Home Tags Anciens articles Mon CV

Automate your SQL & NoSQL databases with AWS Managed Services

Info : This is a new post in our serie of co-authoring articles with my mate @Zoph ;)

Introduction

With the rising of cloud managed services comes a very important one: the databases. So, what’s a managed database service ?

Basically, a database is a server-side software like MySQL, MariaDB, PostgreSQL, or for NoSQL, Redis, MongoDB, etc… But, when you install and build your database server that way, it means you have to manage the configuration, which is sometimes very tricky. You might make some mistakes that can kill performances.

Also, you have to manage the server itself, which means check the updates, provide for a rollback, have a knowledge of the OS, network, security and so on.

A managed database is somehow a Database As A Service, provided by your favorite cloud provider. Which means : you don’t have to care about the server or the Operating System itself.

Your favorite Cloud Service Provider (CSP), typically AWS, provides you with a console and an API that you can use to launch databases directly in the cloud. So you don’t care of the configuration either, because it’s automatically done by your cloud provider, depends on your cpu/ram configuration and other variables. You will still be able to tune some configurations and settings, but in a limited way.

Finally, you can focus on your work as a developer and consumer of this database service.

AWS Services

We present here the managed database services on AWS.

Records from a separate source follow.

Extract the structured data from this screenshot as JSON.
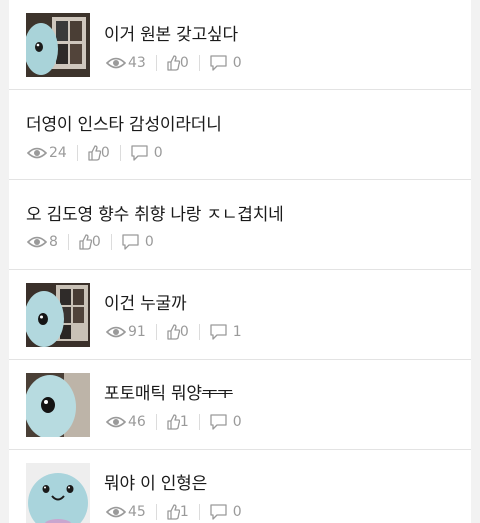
{
  "posts": [
    {
      "title": "이거 원본 갖고싶다",
      "views": "43",
      "likes": "0",
      "comments": "0",
      "has_thumb": true,
      "thumb": "plush-photo-icon"
    },
    {
      "title": "더영이 인스타 감성이라더니",
      "views": "24",
      "likes": "0",
      "comments": "0",
      "has_thumb": false
    },
    {
      "title": "오 김도영 향수 취향 나랑 ㅈㄴ겹치네",
      "views": "8",
      "likes": "0",
      "comments": "0",
      "has_thumb": false
    },
    {
      "title": "이건 누굴까",
      "views": "91",
      "likes": "0",
      "comments": "1",
      "has_thumb": true,
      "thumb": "plush-photo-icon"
    },
    {
      "title_main": "포토매틱 뭐양",
      "title_strike": "ㅜㅜ",
      "views": "46",
      "likes": "1",
      "comments": "0",
      "has_thumb": true,
      "thumb": "plush-photo-icon"
    },
    {
      "title": "뭐야 이 인형은",
      "views": "45",
      "likes": "1",
      "comments": "0",
      "has_thumb": true,
      "thumb": "plush-smile-icon"
    }
  ],
  "colors": {
    "background": "#f2f2f2",
    "card": "#ffffff",
    "text": "#1a1a1a",
    "meta": "#9a9a9a",
    "divider": "#e3e3e3"
  },
  "icons": [
    "eye-icon",
    "thumbs-up-icon",
    "comment-icon"
  ]
}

  • DynamoDB : A fast and flexible NoSQL database service. It’s a key-value and document database that lets you create documents tables directly in cloud.

  • RDS: A relational database managed service. Basically, it allows you to create relational databases. You can create PostgreSQL, MySQL, MariaDB… Databases without caring about servers or infrastructures. You can also set up multi-zones/regions replications.

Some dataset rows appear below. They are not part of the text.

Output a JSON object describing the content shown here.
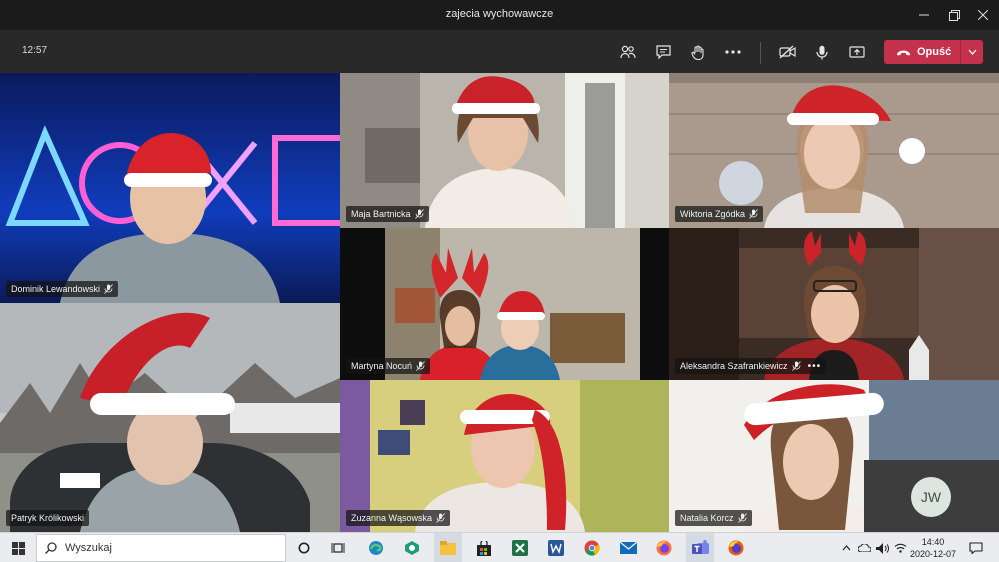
{
  "window": {
    "title": "zajecia wychowawcze",
    "controls": [
      "minimize",
      "maximize",
      "close"
    ]
  },
  "meeting": {
    "clock": "12:57",
    "toolbar_icons": [
      "participants-icon",
      "chat-icon",
      "raise-hand-icon",
      "more-icon",
      "camera-off-icon",
      "microphone-icon",
      "share-screen-icon"
    ],
    "leave_label": "Opuść",
    "accent": "#c4314b"
  },
  "participants": [
    {
      "name": "Dominik Lewandowski",
      "muted": true
    },
    {
      "name": "Maja Bartnicka",
      "muted": true
    },
    {
      "name": "Wiktoria Zgódka",
      "muted": true
    },
    {
      "name": "Martyna Nocuń",
      "muted": true
    },
    {
      "name": "Aleksandra Szafrankiewicz",
      "muted": true,
      "more": "•••"
    },
    {
      "name": "Patryk Królikowski",
      "muted": false
    },
    {
      "name": "Zuzanna Wąsowska",
      "muted": true
    },
    {
      "name": "Natalia Korcz",
      "muted": true
    }
  ],
  "self_avatar": {
    "initials": "JW"
  },
  "taskbar": {
    "search_placeholder": "Wyszukaj",
    "apps": [
      "cortana-icon",
      "task-view-icon",
      "edge-icon",
      "app-green-icon",
      "file-explorer-icon",
      "store-icon",
      "excel-icon",
      "word-icon",
      "chrome-icon",
      "mail-icon",
      "firefox-icon",
      "teams-icon",
      "firefox-alt-icon"
    ],
    "time": "14:40",
    "date": "2020-12-07"
  }
}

  • RDS Aurora: MySQL and PostgreSQL-compatible relational database built for the cloud. Performance and availability of commercial-grade databases at 1/10th the cost.

  • Amazon DocumentDB: It’s a fast, scalable, highly available, and fully managed document database service. It allows you to create MongoDB compatibles databases in cloud.

  • Amazon Timestream: This is a bit special, it’s a time series oriented and fully managed service. You can use it to collect, store, and process time-series data such as server and network logs, sensor data, and industrial telemetry data for Internet of Things (IoT) and operational applications.

  • Lightsail: So yeah, Lightsail enables you to powerup Virtual Private Server (VPS) fast. But also, you can use it to launch PostgreSQL and MySQL instances without setting up the server. It’s simple and fast, but not cost effective.

  • Amazon Aurora Serverless: It’s an on-demand, auto-scaling configuration for Amazon Aurora, which is compatible with MySQL. It enables you to run your database in the cloud without managing any database instances. It’s a simple, cost-effective option for infrequent, intermittent, or unpredictable workloads.

  • Amazon Neptune: A fast, reliable, fully managed graph database service that makes it easy to build and run applications that work with highly connected datasets. It’s highly available, with read replicas, point-in-time recovery, continuous backup to Amazon S3, and replication across Availability Zones.

  • Amazon Quantum Ledger Database (QLDB): It’s a fully managed ledger database that provides a transparent, immutable, and cryptographically verifiable transaction log owned by a central trusted authority. QLDB is also serverless, so it automatically scales to support the demands of your application. There are no servers to manage and no read/write limits to configure.

Alternatives

You have a lot of alternatives to AWS services, mainly in other big public clouds like Microsoft Azure and Google Cloud Platform (GCP).

Microsoft Azure

  • Cosmos DB: It’s a fully managed NoSQL database service, and can handle transparent multi-master replication. It’s elastic and provides unlimited scalability.

  • SQL Database: A SQL Server managed service. It allows you to create SQL Server compliant databases in Azure cloud. As the other, it provides scalability and other fun features, like a built-in machine learning for peak database performance and durability that optimizes performance and security for you, or easy migrations with no changes in your code.

  • Azure for MySQL/PostgreSQL/MariaDB : Whether it’s MySQL/MariaDB or PostgreSQL, there’s a service named after it in Azure cloud that allows you to create a fully managed database as a service, so click and go. You can set up replications, backups, and sleep well with the automatic scalability system.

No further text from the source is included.